30 pcs dried chillies (soaked in water till soft before use)
5 pcs red chillies
1 stick lemongrass
15g old ginger, sliced
4 pcs candlenuts
10g belachan (toasted in oven or dried fried over a wok till fragrant, before use)
2 tbsp tamarind paste (mixed with 50ml of water and drained away the seeds)
2 tbsp light brown sugar
2 tbsp oil
Instructions
Mix all the ingredients for the chilli paste in a food processor.
Blend well till a fine smooth paste is formed.
Heat up 80ml of cooking oil in a wok and add the chilli paste from the previous step.
Keep stirring so that the chilli does not burn or stick to the wok. When the oil starts to sizzle and split, off the flame and set aside.
Make a few slits on both sides of the stingray and rub some salt and sugar sparingly over it to firm up the flesh.

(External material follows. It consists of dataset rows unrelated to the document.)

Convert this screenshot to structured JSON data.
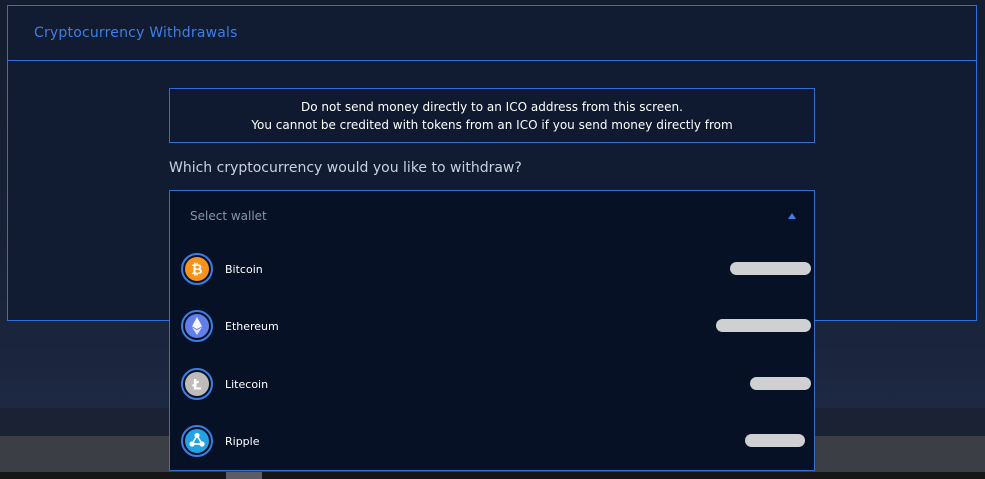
{
  "card": {
    "title": "Cryptocurrency Withdrawals"
  },
  "notice": {
    "line1": "Do not send money directly to an ICO address from this screen.",
    "line2": "You cannot be credited with tokens from an ICO if you send money directly from"
  },
  "question": "Which cryptocurrency would you like to withdraw?",
  "select": {
    "placeholder": "Select wallet",
    "expanded": true
  },
  "wallets": [
    {
      "name": "Bitcoin",
      "icon": "bitcoin-icon",
      "color": "#f7931a",
      "balance_redacted": true
    },
    {
      "name": "Ethereum",
      "icon": "ethereum-icon",
      "color": "#627eea",
      "balance_redacted": true
    },
    {
      "name": "Litecoin",
      "icon": "litecoin-icon",
      "color": "#bfbbbb",
      "balance_redacted": true
    },
    {
      "name": "Ripple",
      "icon": "ripple-icon",
      "color": "#23a3e6",
      "balance_redacted": true
    }
  ],
  "colors": {
    "accent": "#2f6fd6",
    "title": "#3d7ee6",
    "panel": "#111b31",
    "dropdown": "#071126"
  }
}
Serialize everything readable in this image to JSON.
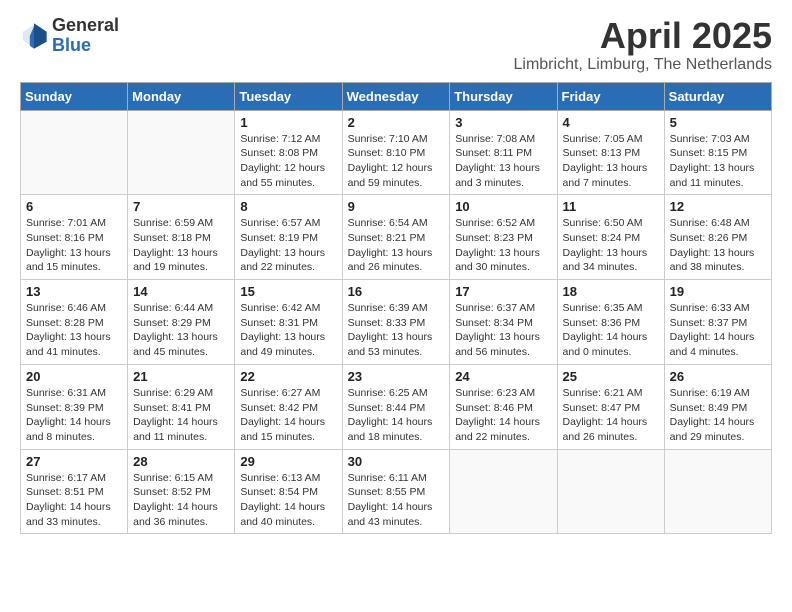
{
  "header": {
    "logo_general": "General",
    "logo_blue": "Blue",
    "title": "April 2025",
    "subtitle": "Limbricht, Limburg, The Netherlands"
  },
  "days_of_week": [
    "Sunday",
    "Monday",
    "Tuesday",
    "Wednesday",
    "Thursday",
    "Friday",
    "Saturday"
  ],
  "weeks": [
    [
      {
        "day": "",
        "info": ""
      },
      {
        "day": "",
        "info": ""
      },
      {
        "day": "1",
        "info": "Sunrise: 7:12 AM\nSunset: 8:08 PM\nDaylight: 12 hours\nand 55 minutes."
      },
      {
        "day": "2",
        "info": "Sunrise: 7:10 AM\nSunset: 8:10 PM\nDaylight: 12 hours\nand 59 minutes."
      },
      {
        "day": "3",
        "info": "Sunrise: 7:08 AM\nSunset: 8:11 PM\nDaylight: 13 hours\nand 3 minutes."
      },
      {
        "day": "4",
        "info": "Sunrise: 7:05 AM\nSunset: 8:13 PM\nDaylight: 13 hours\nand 7 minutes."
      },
      {
        "day": "5",
        "info": "Sunrise: 7:03 AM\nSunset: 8:15 PM\nDaylight: 13 hours\nand 11 minutes."
      }
    ],
    [
      {
        "day": "6",
        "info": "Sunrise: 7:01 AM\nSunset: 8:16 PM\nDaylight: 13 hours\nand 15 minutes."
      },
      {
        "day": "7",
        "info": "Sunrise: 6:59 AM\nSunset: 8:18 PM\nDaylight: 13 hours\nand 19 minutes."
      },
      {
        "day": "8",
        "info": "Sunrise: 6:57 AM\nSunset: 8:19 PM\nDaylight: 13 hours\nand 22 minutes."
      },
      {
        "day": "9",
        "info": "Sunrise: 6:54 AM\nSunset: 8:21 PM\nDaylight: 13 hours\nand 26 minutes."
      },
      {
        "day": "10",
        "info": "Sunrise: 6:52 AM\nSunset: 8:23 PM\nDaylight: 13 hours\nand 30 minutes."
      },
      {
        "day": "11",
        "info": "Sunrise: 6:50 AM\nSunset: 8:24 PM\nDaylight: 13 hours\nand 34 minutes."
      },
      {
        "day": "12",
        "info": "Sunrise: 6:48 AM\nSunset: 8:26 PM\nDaylight: 13 hours\nand 38 minutes."
      }
    ],
    [
      {
        "day": "13",
        "info": "Sunrise: 6:46 AM\nSunset: 8:28 PM\nDaylight: 13 hours\nand 41 minutes."
      },
      {
        "day": "14",
        "info": "Sunrise: 6:44 AM\nSunset: 8:29 PM\nDaylight: 13 hours\nand 45 minutes."
      },
      {
        "day": "15",
        "info": "Sunrise: 6:42 AM\nSunset: 8:31 PM\nDaylight: 13 hours\nand 49 minutes."
      },
      {
        "day": "16",
        "info": "Sunrise: 6:39 AM\nSunset: 8:33 PM\nDaylight: 13 hours\nand 53 minutes."
      },
      {
        "day": "17",
        "info": "Sunrise: 6:37 AM\nSunset: 8:34 PM\nDaylight: 13 hours\nand 56 minutes."
      },
      {
        "day": "18",
        "info": "Sunrise: 6:35 AM\nSunset: 8:36 PM\nDaylight: 14 hours\nand 0 minutes."
      },
      {
        "day": "19",
        "info": "Sunrise: 6:33 AM\nSunset: 8:37 PM\nDaylight: 14 hours\nand 4 minutes."
      }
    ],
    [
      {
        "day": "20",
        "info": "Sunrise: 6:31 AM\nSunset: 8:39 PM\nDaylight: 14 hours\nand 8 minutes."
      },
      {
        "day": "21",
        "info": "Sunrise: 6:29 AM\nSunset: 8:41 PM\nDaylight: 14 hours\nand 11 minutes."
      },
      {
        "day": "22",
        "info": "Sunrise: 6:27 AM\nSunset: 8:42 PM\nDaylight: 14 hours\nand 15 minutes."
      },
      {
        "day": "23",
        "info": "Sunrise: 6:25 AM\nSunset: 8:44 PM\nDaylight: 14 hours\nand 18 minutes."
      },
      {
        "day": "24",
        "info": "Sunrise: 6:23 AM\nSunset: 8:46 PM\nDaylight: 14 hours\nand 22 minutes."
      },
      {
        "day": "25",
        "info": "Sunrise: 6:21 AM\nSunset: 8:47 PM\nDaylight: 14 hours\nand 26 minutes."
      },
      {
        "day": "26",
        "info": "Sunrise: 6:19 AM\nSunset: 8:49 PM\nDaylight: 14 hours\nand 29 minutes."
      }
    ],
    [
      {
        "day": "27",
        "info": "Sunrise: 6:17 AM\nSunset: 8:51 PM\nDaylight: 14 hours\nand 33 minutes."
      },
      {
        "day": "28",
        "info": "Sunrise: 6:15 AM\nSunset: 8:52 PM\nDaylight: 14 hours\nand 36 minutes."
      },
      {
        "day": "29",
        "info": "Sunrise: 6:13 AM\nSunset: 8:54 PM\nDaylight: 14 hours\nand 40 minutes."
      },
      {
        "day": "30",
        "info": "Sunrise: 6:11 AM\nSunset: 8:55 PM\nDaylight: 14 hours\nand 43 minutes."
      },
      {
        "day": "",
        "info": ""
      },
      {
        "day": "",
        "info": ""
      },
      {
        "day": "",
        "info": ""
      }
    ]
  ]
}
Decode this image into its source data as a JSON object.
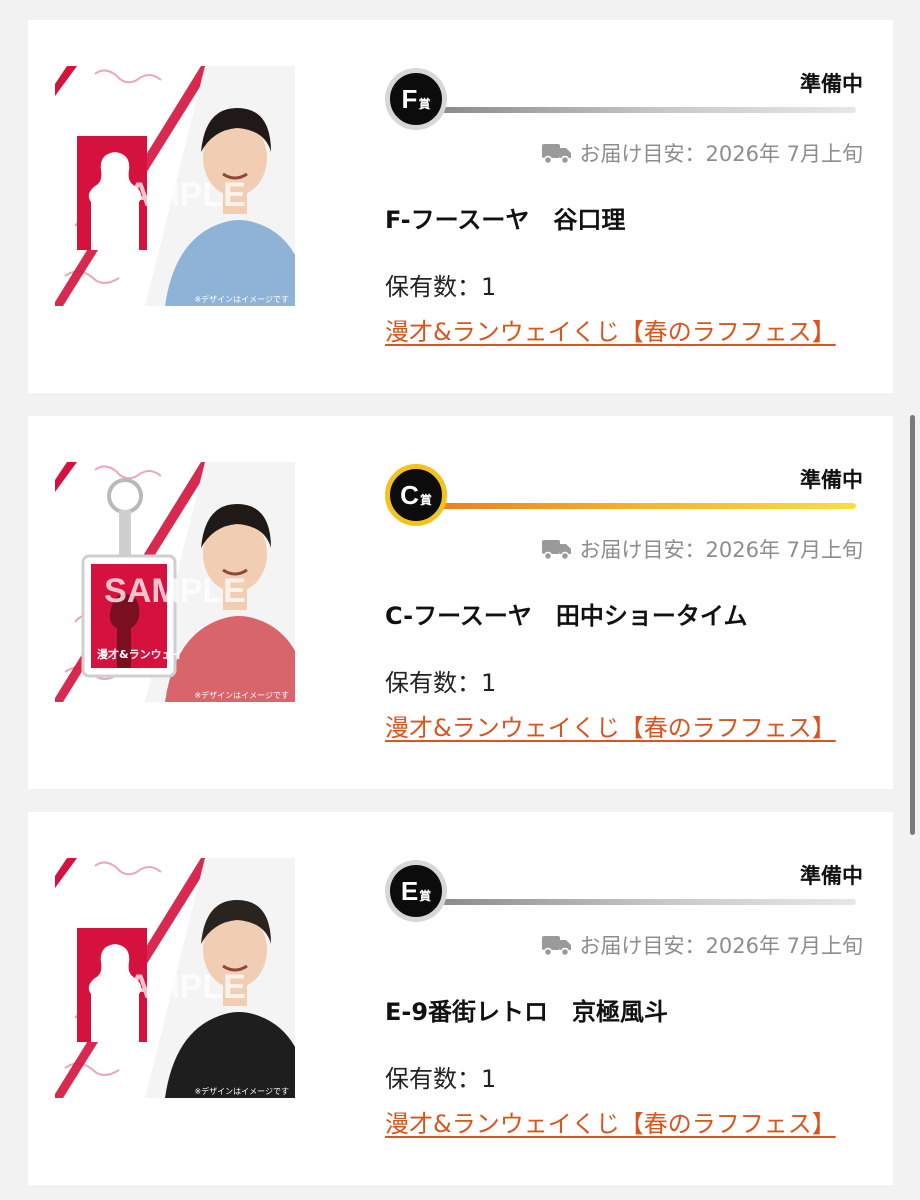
{
  "items": [
    {
      "badge_letter": "F",
      "badge_sub": "賞",
      "status": "準備中",
      "delivery_label": "お届け目安：2026年 7月上旬",
      "name": "F-フースーヤ　谷口理",
      "count_label": "保有数：1",
      "link_text": "漫才&ランウェイくじ【春のラフフェス】",
      "thumbnail": {
        "watermark": "SAMPLE",
        "caption": "※デザインはイメージです",
        "shirt_color": "#8fb3d6",
        "keychain": false
      },
      "theme": "silver",
      "icon": "truck-icon"
    },
    {
      "badge_letter": "C",
      "badge_sub": "賞",
      "status": "準備中",
      "delivery_label": "お届け目安：2026年 7月上旬",
      "name": "C-フースーヤ　田中ショータイム",
      "count_label": "保有数：1",
      "link_text": "漫才&ランウェイくじ【春のラフフェス】",
      "thumbnail": {
        "watermark": "SAMPLE",
        "caption": "※デザインはイメージです",
        "shirt_color": "#d9656c",
        "keychain": true,
        "keychain_text": "漫才&ランウェイ"
      },
      "theme": "gold",
      "icon": "truck-icon"
    },
    {
      "badge_letter": "E",
      "badge_sub": "賞",
      "status": "準備中",
      "delivery_label": "お届け目安：2026年 7月上旬",
      "name": "E-9番街レトロ　京極風斗",
      "count_label": "保有数：1",
      "link_text": "漫才&ランウェイくじ【春のラフフェス】",
      "thumbnail": {
        "watermark": "SAMPLE",
        "caption": "※デザインはイメージです",
        "shirt_color": "#1e1e1e",
        "keychain": false
      },
      "theme": "silver",
      "icon": "truck-icon"
    }
  ],
  "colors": {
    "accent_red": "#d4123d",
    "link_orange": "#d9551e",
    "muted_gray": "#8d8d8d",
    "gold": "#f4c21f"
  }
}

Heat up a deep frying pan with 3 tbsp of cooking oil. Place the stingray on one piece of banana leaf and add the sambal chilli paste sparingly over one side of the stingray. Lower the entire leaf with stingray into the frying pan.
Cover and cook over medium heat for approximately 10 minutes (depending on the thickness of your fish, mine was relatively thick, hence I cooked it slightly longer).
Remove from flame.
Change a new piece of banana leaf and flip the fish over at the same time. Apply the sambal chilli on the other side of the stingray. Cover the pan and continue cooking for another 8-10 minutes. Off the flame but do not remove the cover yet.
Heat up a hotplate with 1 tbsp of cooking oil. Add one piece of banana leaf into it and off the flame when the banana leaf starts to curl up slightly (approximately 10 secs after the hotplate is heated.) Remove from flame.
Remove the cover of the pan and add the sambal stingray onto the hotplate. Serve with sliced shallots and lime.